To make KGO work with GKE and kube-dns, we may want to do the follows:

• introduce a new flag --controlplane-dns-strategy with default value "service" and allowed values {"service", "pod"}
• the controlplane DNS strategy is configured according to the flag's value
• in case the DNS strategy is pod, we need to create a looser certificate with the *.namespace.pod subject instead of *.service-name.namespace.svc
• in case a certificate already existed, we need to replace the old certificate with the new one and restart the dataplane pods to properly mount the new certificate.

Acceptance Criteria

• ControlPlane Gateway Discovery properly works in GKE with kube-dns

[aoktox]

I'm facing same issue with Kong/charts#1068, this workaround is working for me

kind: GatewayConfiguration
apiVersion: gateway-operator.konghq.com/v1beta1
metadata:
  name: kong
  namespace: kong-system
spec:
  <truncated>
  controlPlaneOptions:
    deployment:
      podTemplateSpec:
        spec:
          containers:
            - name: controller
              image: kong/kubernetes-ingress-controller:3.3.1
              env:
                - name: CONTROLLER_GATEWAY_DISCOVERY_DNS_STRATEGY
                  value: ip
                - name: CONTROLLER_KONG_ADMIN_TLS_SKIP_VERIFY
                  value: "true"
<truncated>

[joran-fonjallaz]

Hello @aoktox and @mlavacca,

Could it be that KIC suffers the same issue ? We are running KIC in GKE on preemptible nodes in our non-prod environment and we regularly have Kong gateway pods unhealthy with errors like the follwing from the controller:

performing update for https://10.xxx.xxx.21:8444 failed: failed to detect configuration change: failed to verify kong readiness: making HTTP request: Get "https://10.xxx.xxx.21:8444/status": context deadline exceeded

or

error retrieveing schema for plugin foo: making HTTP request: Get "https://10.xxx.xxx.21:8444/schemas/plugins/foo": dial tcp 10.xxx.xxx.21:8444: i/o timeout"

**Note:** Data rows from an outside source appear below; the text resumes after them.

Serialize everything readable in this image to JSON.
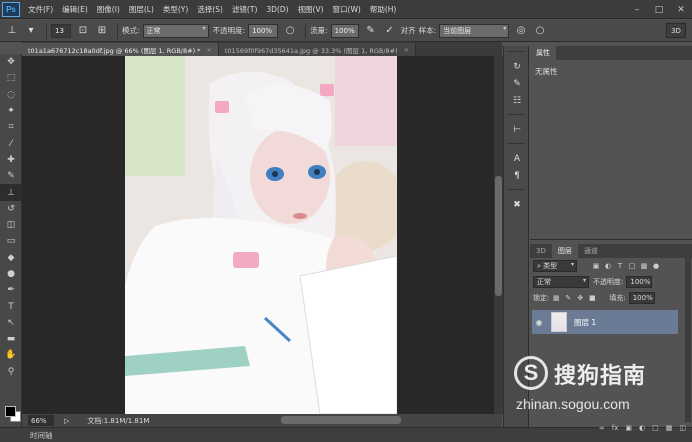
{
  "app": {
    "logo": "Ps"
  },
  "menu": [
    "文件(F)",
    "编辑(E)",
    "图像(I)",
    "图层(L)",
    "类型(Y)",
    "选择(S)",
    "滤镜(T)",
    "3D(D)",
    "视图(V)",
    "窗口(W)",
    "帮助(H)"
  ],
  "options": {
    "brush_size": "13",
    "mode_label": "模式:",
    "mode_value": "正常",
    "opacity_label": "不透明度:",
    "opacity_value": "100%",
    "flow_label": "流量:",
    "flow_value": "100%",
    "aligned_label": "对齐",
    "sample_label": "样本:",
    "sample_value": "当前图层",
    "btn_3d": "3D"
  },
  "tabs": [
    {
      "label": "t01a1a676712c18a0df.jpg @ 66% (图层 1, RGB/8#) *",
      "close": "×"
    },
    {
      "label": "t01569f0f967d35641a.jpg @ 33.3% (图层 1, RGB/8#)",
      "close": "×"
    }
  ],
  "status": {
    "zoom": "66%",
    "doc": "文档:1.81M/1.81M"
  },
  "timeline": {
    "label": "时间轴"
  },
  "properties": {
    "tab": "属性",
    "body": "无属性"
  },
  "layers": {
    "tabs": [
      "3D",
      "图层",
      "通道"
    ],
    "filter_kind": "类型",
    "blend_mode": "正常",
    "opacity_label": "不透明度:",
    "opacity_value": "100%",
    "lock_label": "锁定:",
    "fill_label": "填充:",
    "fill_value": "100%",
    "layer_name": "图层 1"
  },
  "watermark": {
    "logo": "S",
    "title": "搜狗指南",
    "url": "zhinan.sogou.com"
  },
  "icons": {
    "stamp": "⊥",
    "brush_preset": "●",
    "toggle": "⊡",
    "clone": "⊞",
    "move": "✥",
    "marquee": "⬚",
    "lasso": "◌",
    "wand": "✦",
    "crop": "⌗",
    "eyedropper": "⁄",
    "heal": "✚",
    "brush": "✎",
    "clone_stamp": "⊥",
    "history": "↺",
    "eraser": "◫",
    "gradient": "▭",
    "blur": "◆",
    "dodge": "●",
    "pen": "✒",
    "type": "T",
    "path": "↖",
    "shape": "▬",
    "hand": "✋",
    "zoom": "⚲",
    "mask": "◘"
  }
}
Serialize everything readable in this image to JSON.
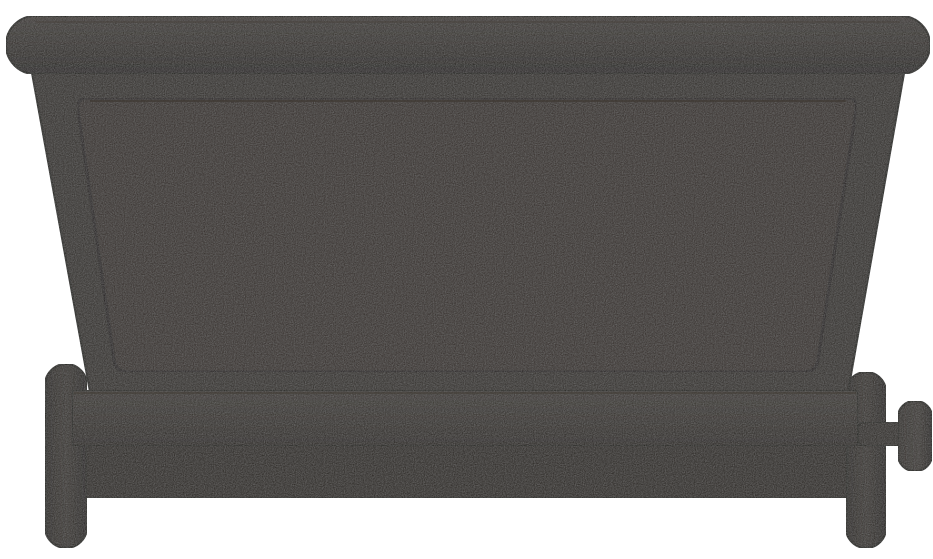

The gateway never gets the config pushed to them and the gateway pods remain unhealthy until we manually restarted them all (including the controller).

This weekend, we just had an incident in production after that GKE replaced an unhealthy node. The KIC failed to push the config to the Kong pods that were running on that node after they restarted.

Our versions

non-prod

• GKE 1.30
• KIC 3.3.1
• Kong 3.7

prod

• GKE 1.29
• KIC 3.3.1
• Kong 3.8

[pmalek]

@joran-fonjallaz What you're describing is a different issue: seems like Kong/kubernetes-ingress-controller#6567.